Thursday, August 20, 2015

When a Prosecutor's Questions Turns the Prosecutor Into a Witness (8/20/15)

A recent column in ABA Criminal Justice Magazine discussed the problems that a prosecutor may encounter when the questioning may turn the prosecutor from advocate to witness, thus violating the rule that a lawyer, particularly a government lawyer, cannot be a lawyer and a witness in a proceeding.  Stephen A. Saltzburg, Foreign Evidence and Tolling of the Statute of Limitations, 29 Criminal Justice 27 (Winter 2015), here (with article beginning on p. 34 of the pdf).  The rule is in Rule 3.7 of the Model Rules of Professional Conduct, quoted in the article.

The case discussed in the article is United States v. Rangel-Guzman, 752 F.3d 1222 (9th Cir. 2014), here.  The opinion is written by Judge Alex Kozinski, who has written some very good opinions in tax cases.  This case involved drugs, rather than taxes.  The gravamen of the issue was whether the prosecutor who had interviewed the defendant early in the investigation shaped her questions at the trial in a way that put her credibility on the line when the defendant testified differently from what her questions implied.  Judge Kozinski noted that government lawyers must be held to a high standard because of the natural tendency of jurors to believe in the honesty of government attorneys.  Judge Kozinski then reasoned:
The prosecutor made a number of statements that used variations on “but you told us” and “I asked you and you said,” as well as assertions of fact about what had occurred during the meeting: “Well, we went over and over it, Mr. Rangel,” “[D]o you remember last week I specifically asked you multiple times who accompanied you to the  Quinceanera?” And she left no doubt about her personal feelings during the meeting: “Don’t you remember that I was shocked that you were saying that it was four to five months before you got arrested [that you met Martha]?”  
When a prosecutor interviews a suspect prior to trial, the “correct procedure” is to do so “in the presence of a third person so that the third person can testify about the interview.” United States v. Watson, 87 F.3d 927, 932 (7th Cir. 1996). Here, Agent Baxter was present for the interview, so he could have taken the stand and testified that Rangel-Guzman had made the prior inconsistent statements. See United States v. Hibler, 463 F.2d 455, 461 (9th Cir. 1972).  
Instead of calling Baxter, the prosecutor became her own rebuttal witness. By phrasing the questions as she did, she essentially testified that Rangel-Guzman had made those prior inconsistent statements. Doing so clearly took “advantage of the natural tendency of jury members to believe” in a prosecutor, Edwards, 154 F.3d at 922, and required the jury to “segregate the exhortations of the advocate from the testimonial accounts of the witness,” Prantil, 764 F.2d at 553. And, because the prosecutor wasn’t actually a witness, Rangel-Guzman had no opportunity to cross-examine her about the accuracy or truthfulness of her account. 
There can be no doubt that the AUSA was asking the jury to choose whether to believe her or the defendant. This was highly improper and unfair to the defendant. 
* * * * 
We recognize the difficulty in identifying errors absent an objection. And we understand the district court’s reluctance to intervene when the opposing party, perhaps strategically, declines to do so. But the prosecutor’s invocation of her own personal knowledge during cross-examination was unquestionably improper. Even absent objection, the court should have recognized this and put a stop to it. See Henderson v. United States, 133 S.Ct. 1121, 1129–30 (2013).
On appeal, the Government conceded error in the questioning, but the Court affirmed because the defendant had not shown that the error affected the outcome of the trial.

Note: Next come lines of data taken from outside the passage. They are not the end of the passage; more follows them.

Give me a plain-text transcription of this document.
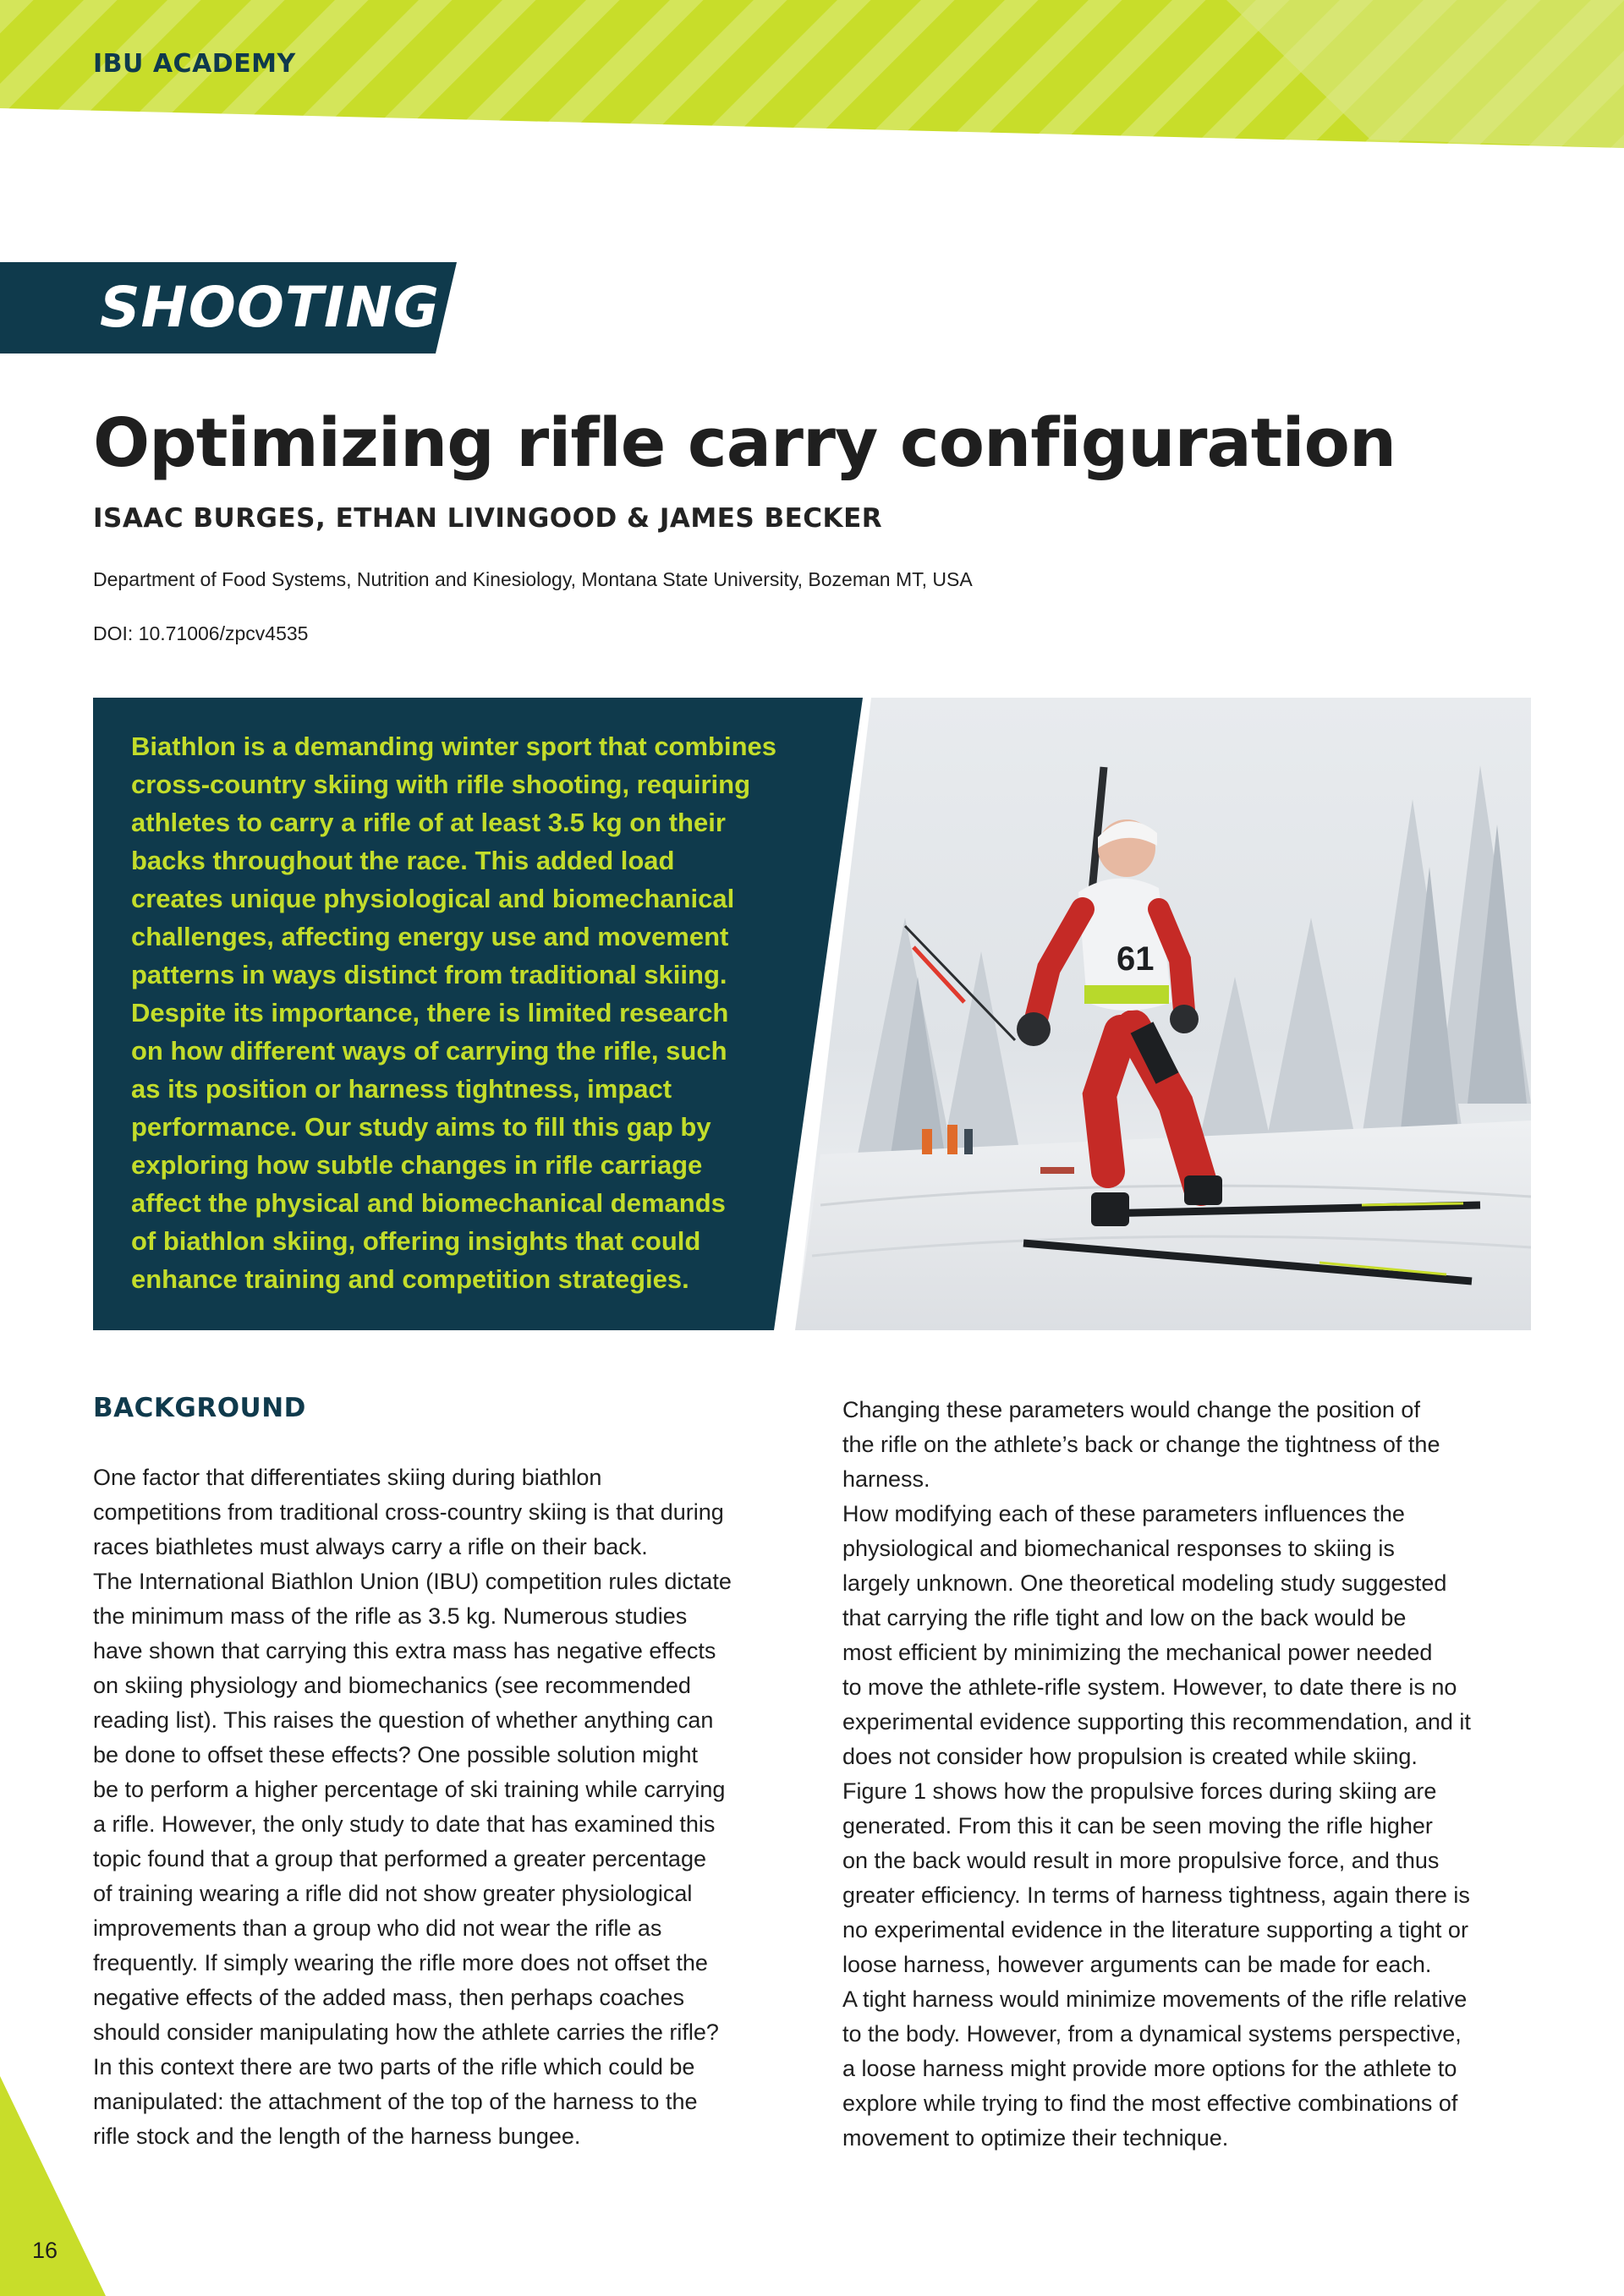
IBU ACADEMY
SHOOTING
Optimizing rifle carry configuration
ISAAC BURGES, ETHAN LIVINGOOD & JAMES BECKER
Department of Food Systems, Nutrition and Kinesiology, Montana State University, Bozeman MT, USA
DOI: 10.71006/zpcv4535
61
Biathlon is a demanding winter sport that combines
cross-country skiing with rifle shooting, requiring
athletes to carry a rifle of at least 3.5 kg on their
backs throughout the race. This added load
creates unique physiological and biomechanical
challenges, affecting energy use and movement
patterns in ways distinct from traditional skiing.
Despite its importance, there is limited research
on how different ways of carrying the rifle, such
as its position or harness tightness, impact
performance. Our study aims to fill this gap by
exploring how subtle changes in rifle carriage
affect the physical and biomechanical demands
of biathlon skiing, offering insights that could
enhance training and competition strategies.
BACKGROUND
One factor that differentiates skiing during biathlon
competitions from traditional cross-country skiing is that during
races biathletes must always carry a rifle on their back.
The International Biathlon Union (IBU) competition rules dictate
the minimum mass of the rifle as 3.5 kg. Numerous studies
have shown that carrying this extra mass has negative effects
on skiing physiology and biomechanics (see recommended
reading list). This raises the question of whether anything can
be done to offset these effects? One possible solution might
be to perform a higher percentage of ski training while carrying
a rifle. However, the only study to date that has examined this
topic found that a group that performed a greater percentage
of training wearing a rifle did not show greater physiological
improvements than a group who did not wear the rifle as
frequently. If simply wearing the rifle more does not offset the
negative effects of the added mass, then perhaps coaches
should consider manipulating how the athlete carries the rifle?
In this context there are two parts of the rifle which could be
manipulated: the attachment of the top of the harness to the
rifle stock and the length of the harness bungee.
Changing these parameters would change the position of
the rifle on the athlete’s back or change the tightness of the
harness.
How modifying each of these parameters influences the
physiological and biomechanical responses to skiing is
largely unknown. One theoretical modeling study suggested
that carrying the rifle tight and low on the back would be
most efficient by minimizing the mechanical power needed
to move the athlete-rifle system. However, to date there is no
experimental evidence supporting this recommendation, and it
does not consider how propulsion is created while skiing.
Figure 1 shows how the propulsive forces during skiing are
generated. From this it can be seen moving the rifle higher
on the back would result in more propulsive force, and thus
greater efficiency. In terms of harness tightness, again there is
no experimental evidence in the literature supporting a tight or
loose harness, however arguments can be made for each.
A tight harness would minimize movements of the rifle relative
to the body. However, from a dynamical systems perspective,
a loose harness might provide more options for the athlete to
explore while trying to find the most effective combinations of
movement to optimize their technique.
16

Professor Saltzburg notes three lessons from the case:
1. Prosecutors can violate the advocate-witness rule without ever taking the witness stand.
2. Trial judges must be alert to protect against violations of the rule.
3. Defense counsel also must be alert to detect violations, must make timely and proper objections, and must understand that they violate their duty to clients when they fail to recognize that a crossexamination has become a kind of rebuttal that makes the prosecutor a witness. 
This particular type of questioning is not likely to occur in IRS administrative investigations, but it might arise from a proffer session in a grand jury case.  Federal prosecutors routinely have "note takers" at such proffer sessions.  In tax cases, the note-takers are usually IRS agents assigned to assist the grand jury investigation.  Their key function is to keep an accurate record of the important events during the session and be available to testify if the witness making the proffer is tried for obstruction or false statements or if the witness in prosecution for the substantive crime testifies differently than the substance of the proffer.

As Judge Kozinski notes, the way to rebut such testimony is to call the note-taker or, if a joint interview situation, the agent who participated in the interview.